Upaya BPKN Gencarkan Realisasi Regulasi Pelabelan BPA
INFO NASIONAL – Tiga bulan berlalu sejak munculnya Peraturan BPOM Nomor 6 Tahun 2024 yang digunakan mewajibkan produsen air minum pada kemasan (AMDK) mencantumkan label peringatan keras apabila materi kemasan hasil mereka mengandung BPA.
Mayoritas rakyat juga belum menyadari hal ini. Mereka belum mampu memilih komoditas yang mana lebih besar minim risiko terhadap kesehatan. Kondisi ini memproduksi prihatin Ketua Badan Perlindungan Customer Nasional atau BPKN, MuhammTiad Mufti Mubarok.

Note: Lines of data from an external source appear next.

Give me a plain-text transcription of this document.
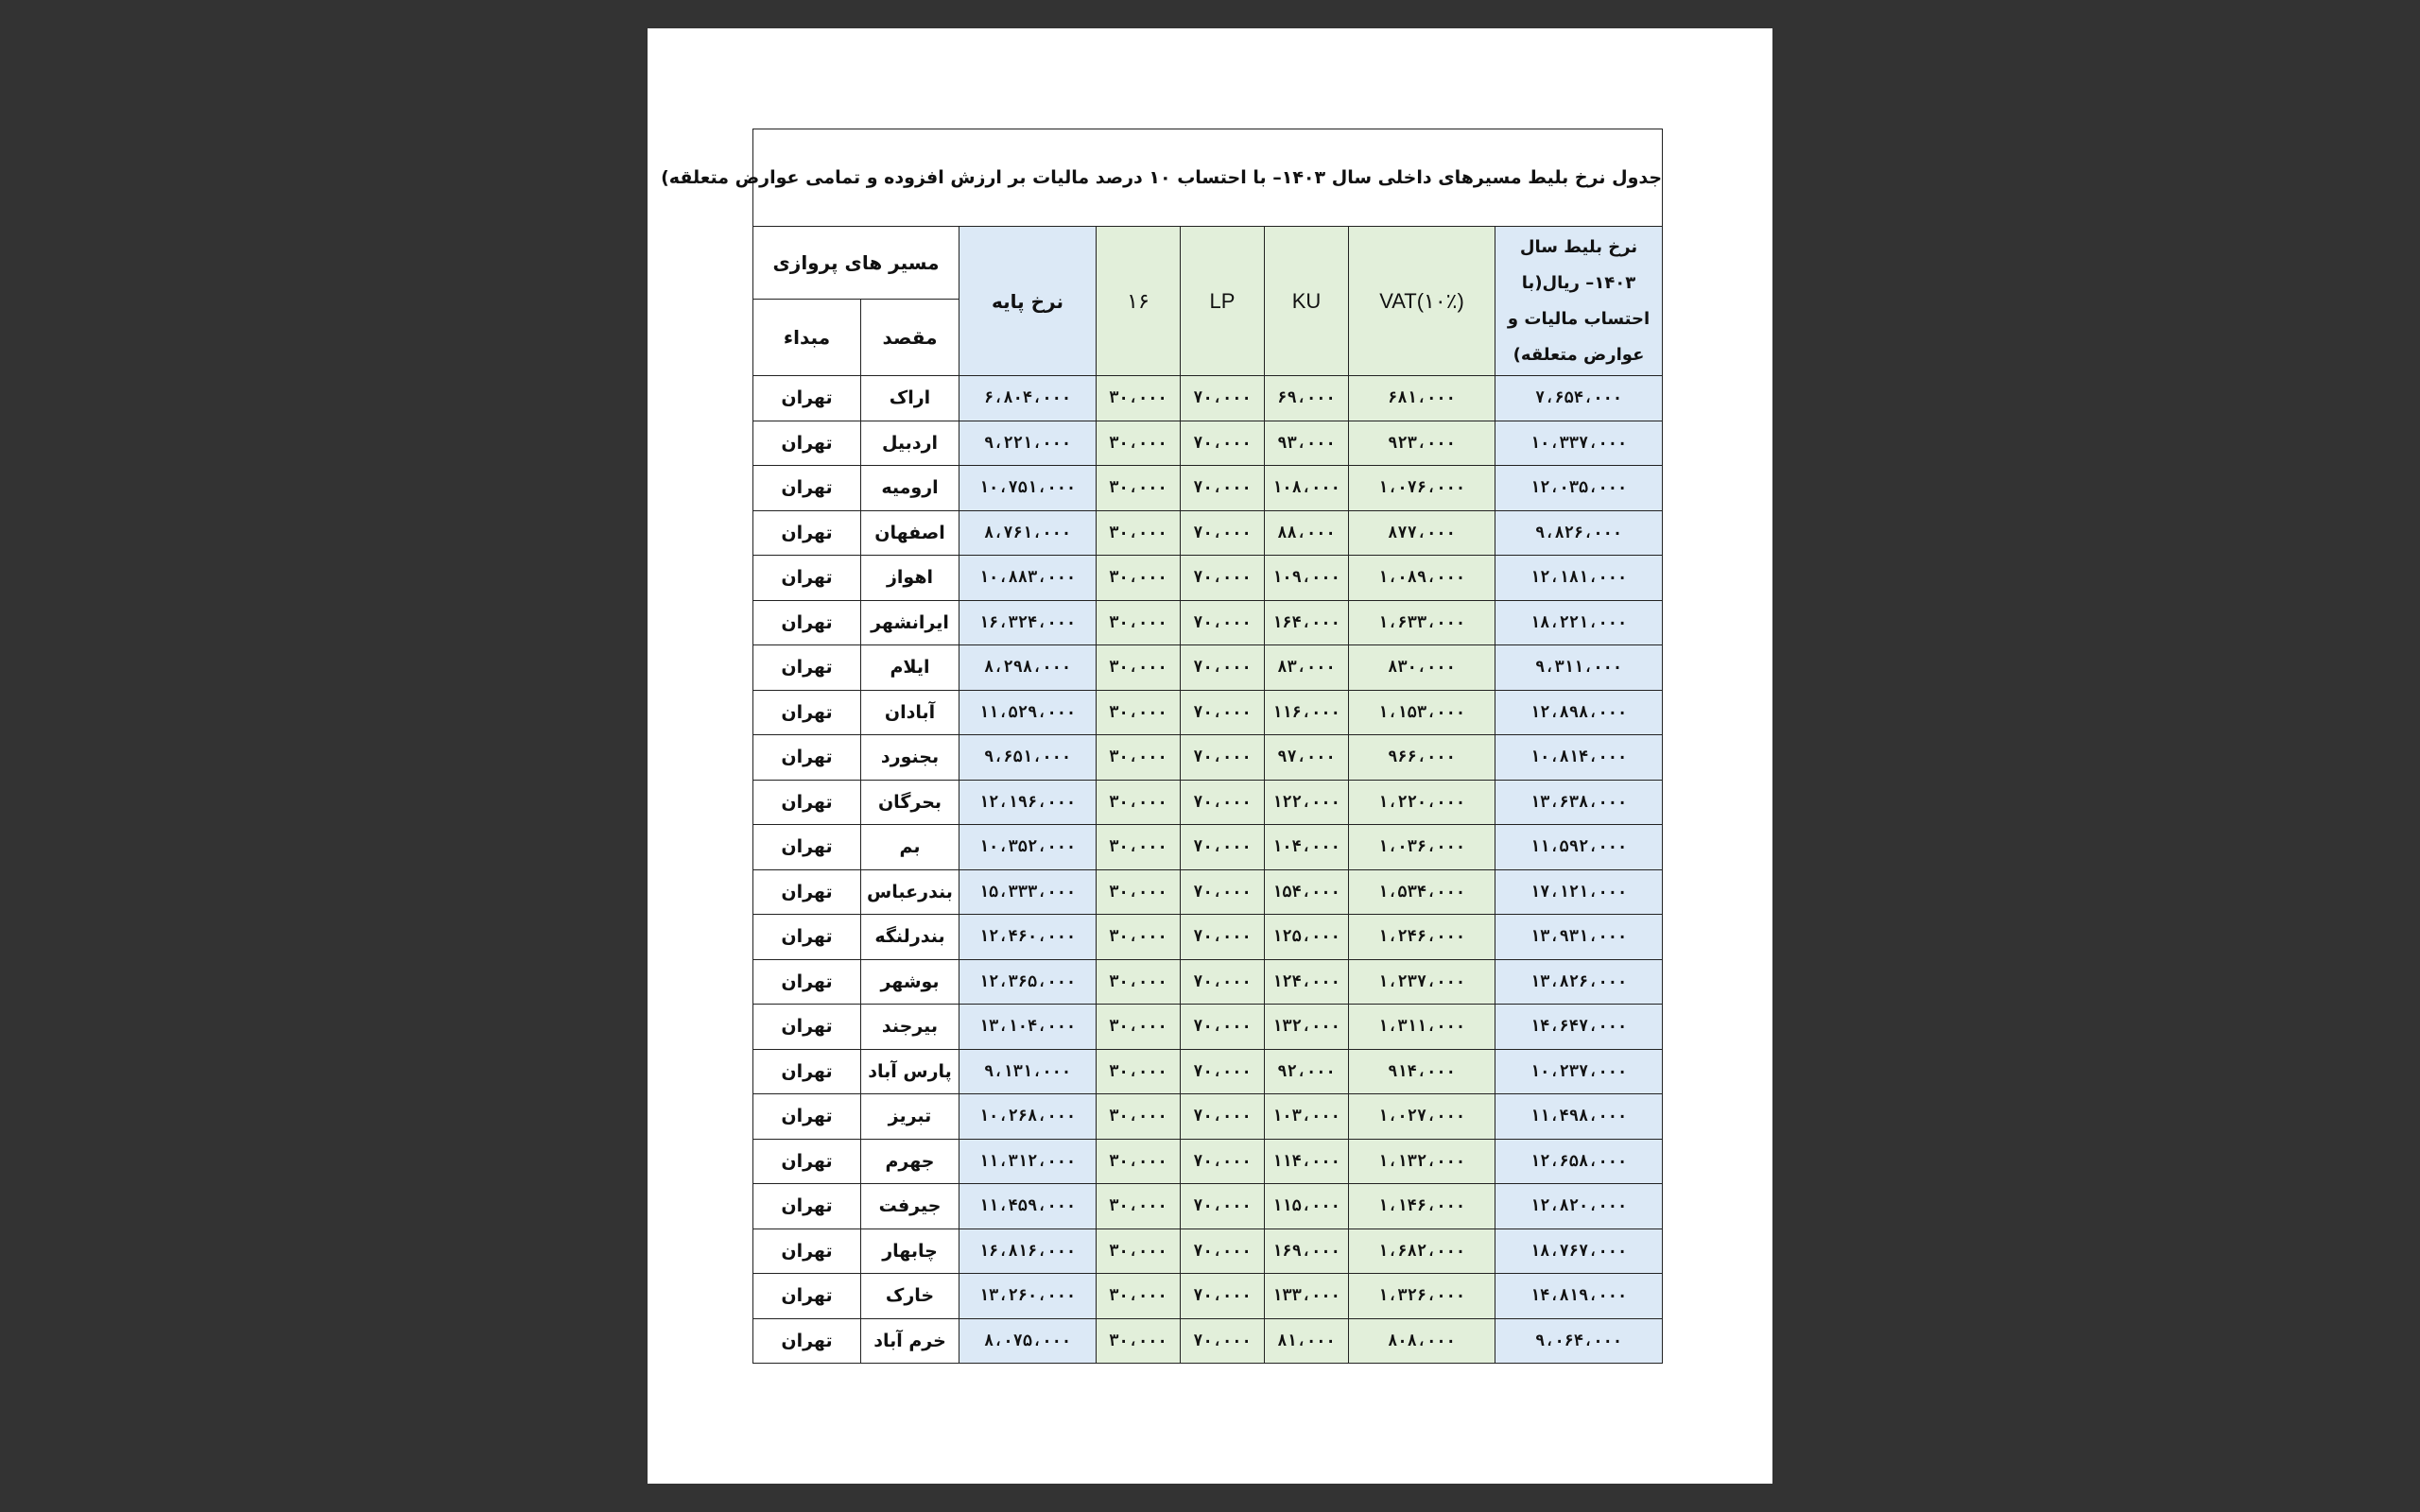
جدول نرخ بلیط مسیرهای داخلی سال ۱۴۰۳– با احتساب ۱۰ درصد مالیات بر ارزش افزوده و تمامی عوارض متعلقه)							
مسیر های پروازی		نرخ پایه	۱۶	LP	KU	VAT(۱۰٪)	نرخ بلیط سال ۱۴۰۳– ریال(با احتساب مالیات و عوارض متعلقه)
مبداء	مقصد						
تهران	اراک	۶،۸۰۴،۰۰۰	۳۰،۰۰۰	۷۰،۰۰۰	۶۹،۰۰۰	۶۸۱،۰۰۰	۷،۶۵۴،۰۰۰
تهران	اردبیل	۹،۲۲۱،۰۰۰	۳۰،۰۰۰	۷۰،۰۰۰	۹۳،۰۰۰	۹۲۳،۰۰۰	۱۰،۳۳۷،۰۰۰
تهران	ارومیه	۱۰،۷۵۱،۰۰۰	۳۰،۰۰۰	۷۰،۰۰۰	۱۰۸،۰۰۰	۱،۰۷۶،۰۰۰	۱۲،۰۳۵،۰۰۰
تهران	اصفهان	۸،۷۶۱،۰۰۰	۳۰،۰۰۰	۷۰،۰۰۰	۸۸،۰۰۰	۸۷۷،۰۰۰	۹،۸۲۶،۰۰۰
تهران	اهواز	۱۰،۸۸۳،۰۰۰	۳۰،۰۰۰	۷۰،۰۰۰	۱۰۹،۰۰۰	۱،۰۸۹،۰۰۰	۱۲،۱۸۱،۰۰۰
تهران	ایرانشهر	۱۶،۳۲۴،۰۰۰	۳۰،۰۰۰	۷۰،۰۰۰	۱۶۴،۰۰۰	۱،۶۳۳،۰۰۰	۱۸،۲۲۱،۰۰۰
تهران	ایلام	۸،۲۹۸،۰۰۰	۳۰،۰۰۰	۷۰،۰۰۰	۸۳،۰۰۰	۸۳۰،۰۰۰	۹،۳۱۱،۰۰۰
تهران	آبادان	۱۱،۵۲۹،۰۰۰	۳۰،۰۰۰	۷۰،۰۰۰	۱۱۶،۰۰۰	۱،۱۵۳،۰۰۰	۱۲،۸۹۸،۰۰۰
تهران	بجنورد	۹،۶۵۱،۰۰۰	۳۰،۰۰۰	۷۰،۰۰۰	۹۷،۰۰۰	۹۶۶،۰۰۰	۱۰،۸۱۴،۰۰۰
تهران	بحرگان	۱۲،۱۹۶،۰۰۰	۳۰،۰۰۰	۷۰،۰۰۰	۱۲۲،۰۰۰	۱،۲۲۰،۰۰۰	۱۳،۶۳۸،۰۰۰
تهران	بم	۱۰،۳۵۲،۰۰۰	۳۰،۰۰۰	۷۰،۰۰۰	۱۰۴،۰۰۰	۱،۰۳۶،۰۰۰	۱۱،۵۹۲،۰۰۰
تهران	بندرعباس	۱۵،۳۳۳،۰۰۰	۳۰،۰۰۰	۷۰،۰۰۰	۱۵۴،۰۰۰	۱،۵۳۴،۰۰۰	۱۷،۱۲۱،۰۰۰
تهران	بندرلنگه	۱۲،۴۶۰،۰۰۰	۳۰،۰۰۰	۷۰،۰۰۰	۱۲۵،۰۰۰	۱،۲۴۶،۰۰۰	۱۳،۹۳۱،۰۰۰
تهران	بوشهر	۱۲،۳۶۵،۰۰۰	۳۰،۰۰۰	۷۰،۰۰۰	۱۲۴،۰۰۰	۱،۲۳۷،۰۰۰	۱۳،۸۲۶،۰۰۰
تهران	بیرجند	۱۳،۱۰۴،۰۰۰	۳۰،۰۰۰	۷۰،۰۰۰	۱۳۲،۰۰۰	۱،۳۱۱،۰۰۰	۱۴،۶۴۷،۰۰۰
تهران	پارس آباد	۹،۱۳۱،۰۰۰	۳۰،۰۰۰	۷۰،۰۰۰	۹۲،۰۰۰	۹۱۴،۰۰۰	۱۰،۲۳۷،۰۰۰
تهران	تبریز	۱۰،۲۶۸،۰۰۰	۳۰،۰۰۰	۷۰،۰۰۰	۱۰۳،۰۰۰	۱،۰۲۷،۰۰۰	۱۱،۴۹۸،۰۰۰
تهران	جهرم	۱۱،۳۱۲،۰۰۰	۳۰،۰۰۰	۷۰،۰۰۰	۱۱۴،۰۰۰	۱،۱۳۲،۰۰۰	۱۲،۶۵۸،۰۰۰
تهران	جیرفت	۱۱،۴۵۹،۰۰۰	۳۰،۰۰۰	۷۰،۰۰۰	۱۱۵،۰۰۰	۱،۱۴۶،۰۰۰	۱۲،۸۲۰،۰۰۰
تهران	چابهار	۱۶،۸۱۶،۰۰۰	۳۰،۰۰۰	۷۰،۰۰۰	۱۶۹،۰۰۰	۱،۶۸۲،۰۰۰	۱۸،۷۶۷،۰۰۰
تهران	خارک	۱۳،۲۶۰،۰۰۰	۳۰،۰۰۰	۷۰،۰۰۰	۱۳۳،۰۰۰	۱،۳۲۶،۰۰۰	۱۴،۸۱۹،۰۰۰
تهران	خرم آباد	۸،۰۷۵،۰۰۰	۳۰،۰۰۰	۷۰،۰۰۰	۸۱،۰۰۰	۸۰۸،۰۰۰	۹،۰۶۴،۰۰۰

Sembagai lembaga bentukan pemerintah, Mufti dan juga jajarannya sudah pernah mengamati permasalahan ini sejak bertahun-tahun. “Ini isu lama yang terus berulang,” ujarnya. Di satu sisi berbahagia akhirnya BPOM mengambil langkah tegas. Namun pada sisi berbeda, peraturan yang disebutkan ternyata belum disadari sejumlah orang.
Kepada Info Tempo melalui sambungan telepon, ia akhirnya bercerita tentang langkah yang tersebut patut dijalankan segera oleh seluruh pihak demi merawat kebugaran rakyat Indonesia.
Apa tanggapan BPKN terhadap terbitnya Peraturan BPOM Nomor 6 Tahun 2024?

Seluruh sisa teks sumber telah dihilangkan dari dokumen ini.